Fox News will showcase a 32-person news and commentary team on Tuesday night that includes such political luminaries as Sarah Palin, Newt Gingrich and Karl Rove — sharing the screen with news heavies like Bret Baier, Bill O’Reilly and Sean Hannity. The network will track election results and exit polls minute-by-minute, and into the wee hours, via a huge “Touch Screen” that mimics computer applications.
With a nation preoccupied by a troubled economy, the Fox Business Network will also provide continuous live election night coverage with a business slant by anchor Neil Cavuto and a seeming cast of thousands. Mr. Cavuto will be joined by contributors including John Stossel; Rep. Marsha Blackburn, Tennessee Republican; Forbes CEO Steve Forbes and media magnate Mort Zuckerman — among many others. CNBC and Bloomberg TV also plan comprehensive business-themed election coverage.
The on-camera population and high-tech delivery is also burgeoning at CNN, where some 30 correspondents will track results using three-dimensional graphics, “hologram technology,” and John Adams-era music with a historic theme, the network says — plus a newfangled “Election Matrix” displaying real-time data from dramatic bouts around the country.
“In an election filled with partisanship and strong anti-incumbent feelings, viewers will see the race through the lens of incumbencies: which incumbents have fallen, when they were elected, the nationwide impact and more,” said David Bohrman, senior vice president and Washington bureau chief. “Viewers are ready for a rich meal of election items.”
Viewers get to horn in as well. The news networks will monitor and display the public’s reaction from social media like Twitter; results will also be available via phone applications.
More facile with technology and the Internet than they were during the 2006 midterms, both broadcast and cable outlets offer longer, more substantial coverage than four years ago. Fox, CNN and MSNBC all began serious election programming on Saturday. Chastened by their experiences with erroneous and over-eager reporting since the 2000 presidential election, all vow to steer clear of speculation or premature declarations of winners.
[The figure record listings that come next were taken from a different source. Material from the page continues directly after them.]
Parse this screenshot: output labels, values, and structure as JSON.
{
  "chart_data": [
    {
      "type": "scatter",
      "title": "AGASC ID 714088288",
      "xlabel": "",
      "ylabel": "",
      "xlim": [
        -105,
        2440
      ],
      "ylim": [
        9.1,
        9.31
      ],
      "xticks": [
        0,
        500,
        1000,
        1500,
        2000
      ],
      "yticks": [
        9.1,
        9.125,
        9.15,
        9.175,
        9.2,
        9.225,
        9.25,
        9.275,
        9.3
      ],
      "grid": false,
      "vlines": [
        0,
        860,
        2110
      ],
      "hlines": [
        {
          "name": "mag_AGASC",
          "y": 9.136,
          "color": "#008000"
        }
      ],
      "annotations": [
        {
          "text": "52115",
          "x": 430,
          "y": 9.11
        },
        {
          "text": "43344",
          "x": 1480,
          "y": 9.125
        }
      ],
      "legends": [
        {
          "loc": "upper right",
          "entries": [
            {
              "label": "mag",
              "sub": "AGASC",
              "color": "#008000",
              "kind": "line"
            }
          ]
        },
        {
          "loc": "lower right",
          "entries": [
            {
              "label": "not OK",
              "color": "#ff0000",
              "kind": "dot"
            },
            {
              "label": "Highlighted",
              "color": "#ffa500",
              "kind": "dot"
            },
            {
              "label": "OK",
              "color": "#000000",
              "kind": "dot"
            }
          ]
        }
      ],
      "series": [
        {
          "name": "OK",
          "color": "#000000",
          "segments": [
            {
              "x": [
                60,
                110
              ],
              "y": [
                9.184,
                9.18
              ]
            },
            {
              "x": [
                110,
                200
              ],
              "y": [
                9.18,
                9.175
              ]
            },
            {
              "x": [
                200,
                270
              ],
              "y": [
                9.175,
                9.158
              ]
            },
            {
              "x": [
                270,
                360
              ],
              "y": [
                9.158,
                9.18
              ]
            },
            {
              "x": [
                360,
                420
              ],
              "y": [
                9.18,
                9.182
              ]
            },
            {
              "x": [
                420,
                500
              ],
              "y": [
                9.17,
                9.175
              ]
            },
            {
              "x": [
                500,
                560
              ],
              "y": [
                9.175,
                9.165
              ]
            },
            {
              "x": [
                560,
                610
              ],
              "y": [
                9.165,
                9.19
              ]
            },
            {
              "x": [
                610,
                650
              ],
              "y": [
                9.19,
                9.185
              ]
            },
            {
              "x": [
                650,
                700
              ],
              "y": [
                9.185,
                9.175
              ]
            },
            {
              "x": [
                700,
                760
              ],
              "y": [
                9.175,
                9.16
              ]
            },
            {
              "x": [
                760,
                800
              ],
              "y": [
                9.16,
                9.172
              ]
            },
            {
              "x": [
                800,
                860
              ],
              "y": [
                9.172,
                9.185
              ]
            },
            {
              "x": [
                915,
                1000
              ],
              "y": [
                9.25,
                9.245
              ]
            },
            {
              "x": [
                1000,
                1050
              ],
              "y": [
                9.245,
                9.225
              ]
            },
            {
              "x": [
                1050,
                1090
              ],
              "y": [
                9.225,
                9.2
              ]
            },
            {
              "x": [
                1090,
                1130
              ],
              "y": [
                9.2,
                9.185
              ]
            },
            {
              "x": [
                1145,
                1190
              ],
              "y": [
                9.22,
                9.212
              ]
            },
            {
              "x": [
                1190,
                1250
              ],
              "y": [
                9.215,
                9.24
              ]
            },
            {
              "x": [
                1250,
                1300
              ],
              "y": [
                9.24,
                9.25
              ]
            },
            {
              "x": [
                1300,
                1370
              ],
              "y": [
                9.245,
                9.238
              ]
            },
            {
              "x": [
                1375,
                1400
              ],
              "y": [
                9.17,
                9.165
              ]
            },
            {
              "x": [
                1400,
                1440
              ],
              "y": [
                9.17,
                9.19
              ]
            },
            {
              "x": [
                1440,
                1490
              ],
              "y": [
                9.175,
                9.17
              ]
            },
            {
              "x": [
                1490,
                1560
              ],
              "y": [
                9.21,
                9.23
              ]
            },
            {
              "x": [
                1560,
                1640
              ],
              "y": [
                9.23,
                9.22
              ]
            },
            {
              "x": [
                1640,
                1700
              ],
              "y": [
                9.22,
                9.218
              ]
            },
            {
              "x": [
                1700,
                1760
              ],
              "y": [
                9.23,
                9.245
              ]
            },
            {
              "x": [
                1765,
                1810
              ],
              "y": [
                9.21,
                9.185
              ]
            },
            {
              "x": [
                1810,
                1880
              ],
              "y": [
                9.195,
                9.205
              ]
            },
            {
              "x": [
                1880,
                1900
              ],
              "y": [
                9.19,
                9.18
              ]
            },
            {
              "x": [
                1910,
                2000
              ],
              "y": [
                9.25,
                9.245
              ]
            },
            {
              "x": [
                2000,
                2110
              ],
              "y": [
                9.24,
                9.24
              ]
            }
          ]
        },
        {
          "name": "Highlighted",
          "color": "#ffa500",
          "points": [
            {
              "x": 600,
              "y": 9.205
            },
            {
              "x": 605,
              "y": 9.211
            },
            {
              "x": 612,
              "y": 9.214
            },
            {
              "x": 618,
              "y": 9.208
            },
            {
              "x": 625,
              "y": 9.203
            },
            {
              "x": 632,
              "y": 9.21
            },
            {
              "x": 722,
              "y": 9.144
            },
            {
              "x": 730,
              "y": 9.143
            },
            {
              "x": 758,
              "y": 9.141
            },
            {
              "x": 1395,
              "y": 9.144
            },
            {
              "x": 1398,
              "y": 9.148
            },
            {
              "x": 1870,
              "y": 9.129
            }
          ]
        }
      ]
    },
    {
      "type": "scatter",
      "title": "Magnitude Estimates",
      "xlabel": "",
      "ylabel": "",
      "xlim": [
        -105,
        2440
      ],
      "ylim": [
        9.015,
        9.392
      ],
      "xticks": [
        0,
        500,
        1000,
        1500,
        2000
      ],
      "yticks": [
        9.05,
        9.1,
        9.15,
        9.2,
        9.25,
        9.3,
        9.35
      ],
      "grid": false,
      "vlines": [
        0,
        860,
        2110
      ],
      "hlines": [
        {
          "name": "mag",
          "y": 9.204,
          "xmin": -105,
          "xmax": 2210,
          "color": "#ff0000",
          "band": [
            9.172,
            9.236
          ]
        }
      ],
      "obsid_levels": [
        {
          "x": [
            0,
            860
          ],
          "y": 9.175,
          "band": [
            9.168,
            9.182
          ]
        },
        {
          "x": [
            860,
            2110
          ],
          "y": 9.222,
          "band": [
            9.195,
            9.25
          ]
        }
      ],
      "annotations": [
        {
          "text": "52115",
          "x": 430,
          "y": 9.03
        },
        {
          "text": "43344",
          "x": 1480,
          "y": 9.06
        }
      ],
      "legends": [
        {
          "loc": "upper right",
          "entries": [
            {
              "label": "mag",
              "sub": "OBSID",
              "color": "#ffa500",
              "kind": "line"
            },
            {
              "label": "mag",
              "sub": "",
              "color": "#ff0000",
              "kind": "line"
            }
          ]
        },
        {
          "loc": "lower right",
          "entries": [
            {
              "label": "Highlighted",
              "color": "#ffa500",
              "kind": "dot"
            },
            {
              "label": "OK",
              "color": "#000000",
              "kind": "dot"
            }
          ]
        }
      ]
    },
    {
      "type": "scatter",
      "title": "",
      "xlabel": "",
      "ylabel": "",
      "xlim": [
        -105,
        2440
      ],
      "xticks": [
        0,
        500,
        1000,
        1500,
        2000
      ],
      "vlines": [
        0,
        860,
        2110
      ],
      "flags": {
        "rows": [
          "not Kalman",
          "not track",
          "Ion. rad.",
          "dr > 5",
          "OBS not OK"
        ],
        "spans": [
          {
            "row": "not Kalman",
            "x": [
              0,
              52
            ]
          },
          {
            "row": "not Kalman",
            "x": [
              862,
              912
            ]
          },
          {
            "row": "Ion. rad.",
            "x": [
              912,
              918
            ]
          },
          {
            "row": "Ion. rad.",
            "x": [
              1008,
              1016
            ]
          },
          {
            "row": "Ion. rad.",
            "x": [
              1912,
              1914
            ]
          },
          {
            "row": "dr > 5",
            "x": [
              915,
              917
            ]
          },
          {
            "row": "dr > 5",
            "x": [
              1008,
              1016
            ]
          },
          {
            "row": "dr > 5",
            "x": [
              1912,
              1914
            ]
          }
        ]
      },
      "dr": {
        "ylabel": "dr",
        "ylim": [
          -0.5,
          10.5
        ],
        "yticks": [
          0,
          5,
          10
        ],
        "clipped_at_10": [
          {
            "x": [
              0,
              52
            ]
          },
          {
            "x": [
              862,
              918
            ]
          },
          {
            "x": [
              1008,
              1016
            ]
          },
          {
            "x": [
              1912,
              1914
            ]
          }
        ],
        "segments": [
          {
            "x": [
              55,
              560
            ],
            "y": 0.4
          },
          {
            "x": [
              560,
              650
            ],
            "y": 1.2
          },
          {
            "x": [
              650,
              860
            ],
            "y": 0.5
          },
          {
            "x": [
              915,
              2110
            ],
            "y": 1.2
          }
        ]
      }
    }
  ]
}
Broadcast networks ABC, NBC and CBS have increased their coverage this year. Whereas all three were reduced to modest hourly updates in 2006, they now plan special programming this year, pre-empting some prime-time programming. ABC, in fact, will cover the election from 8 p.m. Tuesday to 4 a.m. on Wednesday.
The midterms could have implications for foreign policy, charging up interest from global news organizations ranging from the BBC and the Voice of America to Al Jazeera and Russia Television. BBC World News America, for example, plans a five-hour election night special that includes an appearance from veteran newsman Ted Koppel.
“Several congressional races involving Hispanic candidates are expected to go down to the wire,” said Alina Falcon, news president for the Spanish language Univision network. “Our entire national and local news teams around the country have been focused on this election for a long time, and we will continue to track the Hispanic vote, which will undoubtedly play a critical role on election night.”